The International Conference for High Performance Computing, Networking, Storage and Analysis
Bandwidth-Aware Resource Management for Extreme Scale Systems.
Authors: Zhou Zhou (Illinois Institute of Technology), Xu Yang (Illinois Institute of Technology), Zhiling Lan (Illinois Institute of Technology), Paul Rich (Argonne National Laboratory), Wei Tang (Argonne National Laboratory), Vitali Morozov (Argonne National Laboratory), Narayan Desai (Ericsson)

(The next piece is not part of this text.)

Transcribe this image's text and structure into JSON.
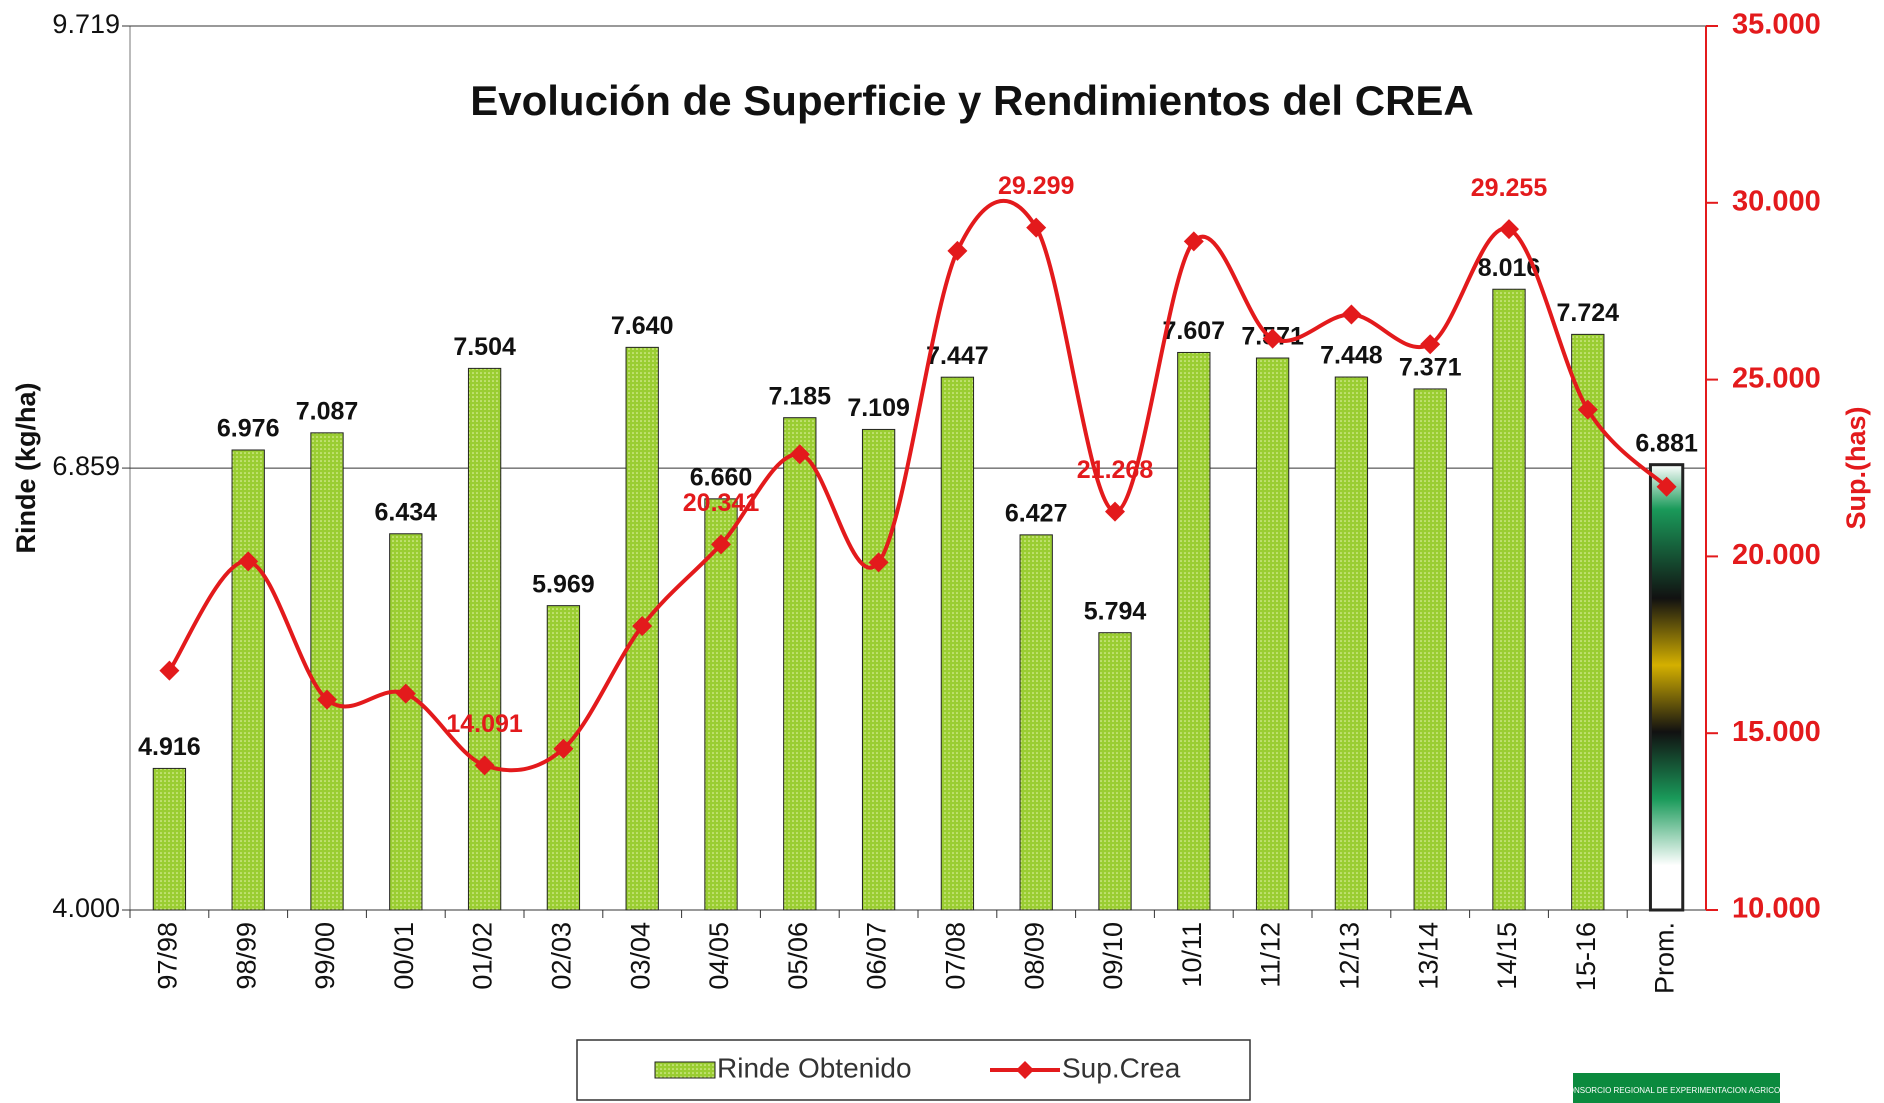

Abstract: As systems scale towards exascale, many resources including the traditional CPU cycles as well as non-traditional resources (e.g., communication bandwidth) will become increasingly constrained. This change will pose critical challenges on resource management and job scheduling. As systems continue to evolve, we expect non-traditional resources like communication bandwidth to increasingly be explicitly allocated, where they have previously been managed in an implicit fashion. In this paper we investigate smart allocation of communication bandwidth on Blue Gene systems. The partition-based design in Blue Gene systems provides us a unique opportunity to explicitly allocate bandwidth to jobs, in a way that isn't possible on other systems. While this capability is currently rare, we expect it to become more common in the future. This paper makes two major contributions. The first is substantial benchmarking of leadership applications, focusing on assessing application sensitivity to communication bandwidth at large scale.